2) Si oui, le défendeur commet-il une faute qui porte atteinte à la réputation du demandeur ? S’agit-il d’une faute intentionnelle ?
3) Y a-t-il un lien de causalité entre la faute et les dommages réclamés ?
4) Si oui, quels sont ces dommages ?
LE DROIT
[85] Les articles 4 et 5 de la Charte québécoise des droits et libertés de la personne protègent le droit à la réputation :
« 4. Toute personne a droit à la sauvegarde de sa dignité, de son honneur et de sa réputation.
- Toute personne a droit au respect de sa vie privée. »
[86] Les articles 3, 7 et 35 C.c.Q. édictent que :
« 3. Toute personne est titulaire de droits de la personnalité, tels le droit à la vie, à l’inviolabilité et à l’intégrité de sa personne, au respect de son nom, de sa réputation et de sa vie privée.
Ces droits sont incessibles
- Aucun droit ne peut être exercé en vue de nuire à autrui ou d’une manière excessive et déraisonnable, allant ainsi à l’encontre des exigences de la bonne foi.
- Toute personne a droit au respect de sa réputation et de sa vie privée.
Nulle atteinte ne peut être portée à la vie privée d’une personne sans que celle-ci y consente ou sans que la loi l’autorise. »
[87] D’un autre côté, la Charte québécoise des droits et libertés de la personne stipule que la liberté d’expression s’insère parmi les libertés fondamentales :
« 3. Toute personne est titulaire des libertés fondamentales telles la liberté de conscience, la liberté de religion, la liberté d’opinion, la liberté d’expression, la liberté de réunion pacifique et la liberté d’association. »
[88] Ainsi, le Tribunal doit concilier ces deux droits, celui à la réputation et celui à la liberté d’expression.
[89] Sur ce sujet, la Cour suprême écrit :
(iii) Le régime civiliste de responsabilité
« Le droit civil québécois ne prévoit pas de recours particulier pour l’atteinte à la réputation.
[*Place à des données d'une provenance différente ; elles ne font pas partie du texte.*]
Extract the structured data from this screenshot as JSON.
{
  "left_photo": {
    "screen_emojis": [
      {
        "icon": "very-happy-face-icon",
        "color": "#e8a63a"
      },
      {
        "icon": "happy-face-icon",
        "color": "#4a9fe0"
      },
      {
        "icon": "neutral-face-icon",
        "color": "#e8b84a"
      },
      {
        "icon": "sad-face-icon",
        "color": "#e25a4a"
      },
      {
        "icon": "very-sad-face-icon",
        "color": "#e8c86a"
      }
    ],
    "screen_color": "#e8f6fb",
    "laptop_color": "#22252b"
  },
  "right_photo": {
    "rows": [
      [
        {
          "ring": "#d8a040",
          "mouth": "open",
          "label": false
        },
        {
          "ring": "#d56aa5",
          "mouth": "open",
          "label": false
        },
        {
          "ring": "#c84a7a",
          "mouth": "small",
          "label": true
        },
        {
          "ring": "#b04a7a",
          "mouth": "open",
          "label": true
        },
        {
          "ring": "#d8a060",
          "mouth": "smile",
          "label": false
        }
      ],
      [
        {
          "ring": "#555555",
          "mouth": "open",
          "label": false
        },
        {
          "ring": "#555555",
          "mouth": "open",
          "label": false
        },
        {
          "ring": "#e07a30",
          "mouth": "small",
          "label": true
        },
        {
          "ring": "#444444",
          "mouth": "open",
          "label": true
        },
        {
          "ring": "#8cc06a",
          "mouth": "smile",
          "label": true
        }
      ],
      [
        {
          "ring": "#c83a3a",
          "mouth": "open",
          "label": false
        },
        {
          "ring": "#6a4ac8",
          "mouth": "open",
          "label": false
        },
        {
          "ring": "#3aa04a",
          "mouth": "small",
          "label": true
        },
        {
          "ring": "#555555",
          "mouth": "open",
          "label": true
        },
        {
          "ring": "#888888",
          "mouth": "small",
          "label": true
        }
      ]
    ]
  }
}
Le fondement du recours en diffamation au Québec se trouve à l’art. 1457 C.c.Q. qui fixe les règles générales applicables en matière de responsabilité civile. Ainsi, dans un recours en diffamation, le demandeur doit démontrer, selon la prépondérance des probabilités, l’existence d’un préjudice, d’une faute et d’un lien de causalité, comme dans le cas de toute autre action en responsabilité civile, délictuelle ou quasi délictuelle.
Pour démontrer le premier élément de la responsabilité civile, soit l’existence d’un préjudice, le demandeur doit convaincre le juge que les propos litigieux sont diffamatoires. Le concept de diffamation a fait l’objet de plusieurs définitions au fil des années. De façon générale, on reconnaît que la diffamation « consiste dans la communication de propos ou d’écrits qui font perdre l’estime ou la considération de quelqu’un ou qui, encore, suscitent à son égard des sentiments défavorables ou désagréables ».
La nature diffamatoire des propos s’analyse selon une norme objective. Il faut, en d’autres termes, se demander si un citoyen ordinaire estimerait que les propos tenus, pris dans leur ensemble, ont déconsidéré la réputation d’un tiers. À cet égard, il convient de préciser que des paroles peuvent être diffamatoires par l’idée qu’elles expriment explicitement ou encore par les insinuations qui s’en dégagent. Dans l’affaire Beaudoin c. La Presse Ltée, [1998] R.J.Q. 204 (C.S.), p. 211, le juge Senécal résume bien la démarche à suivre pour déterminer si certains propos revêtent un caractère diffamatoire :
«La forme d’expression du libelle importe peu; c’est le résultat obtenu dans l’esprit du lecteur qui crée le délit ». L’allégation ou l’imputation diffamatoire peut être directe comme elle peut être indirecte « par voie de simple allusion, d’insinuation ou d’ironie, ou se produire sous une forme conditionnelle, dubitative, hypothétique ». Il arrive souvent que l’allégation ou l’imputation « soit transmise au lecteur par le biais d’une simple insinuation, d’une phrase interrogative, du rappel d’une rumeur, de la mention de renseignements qui ont filtré dans le public, de juxtaposition de faits divers qui ont ensemble une semblance de rapport entre eux.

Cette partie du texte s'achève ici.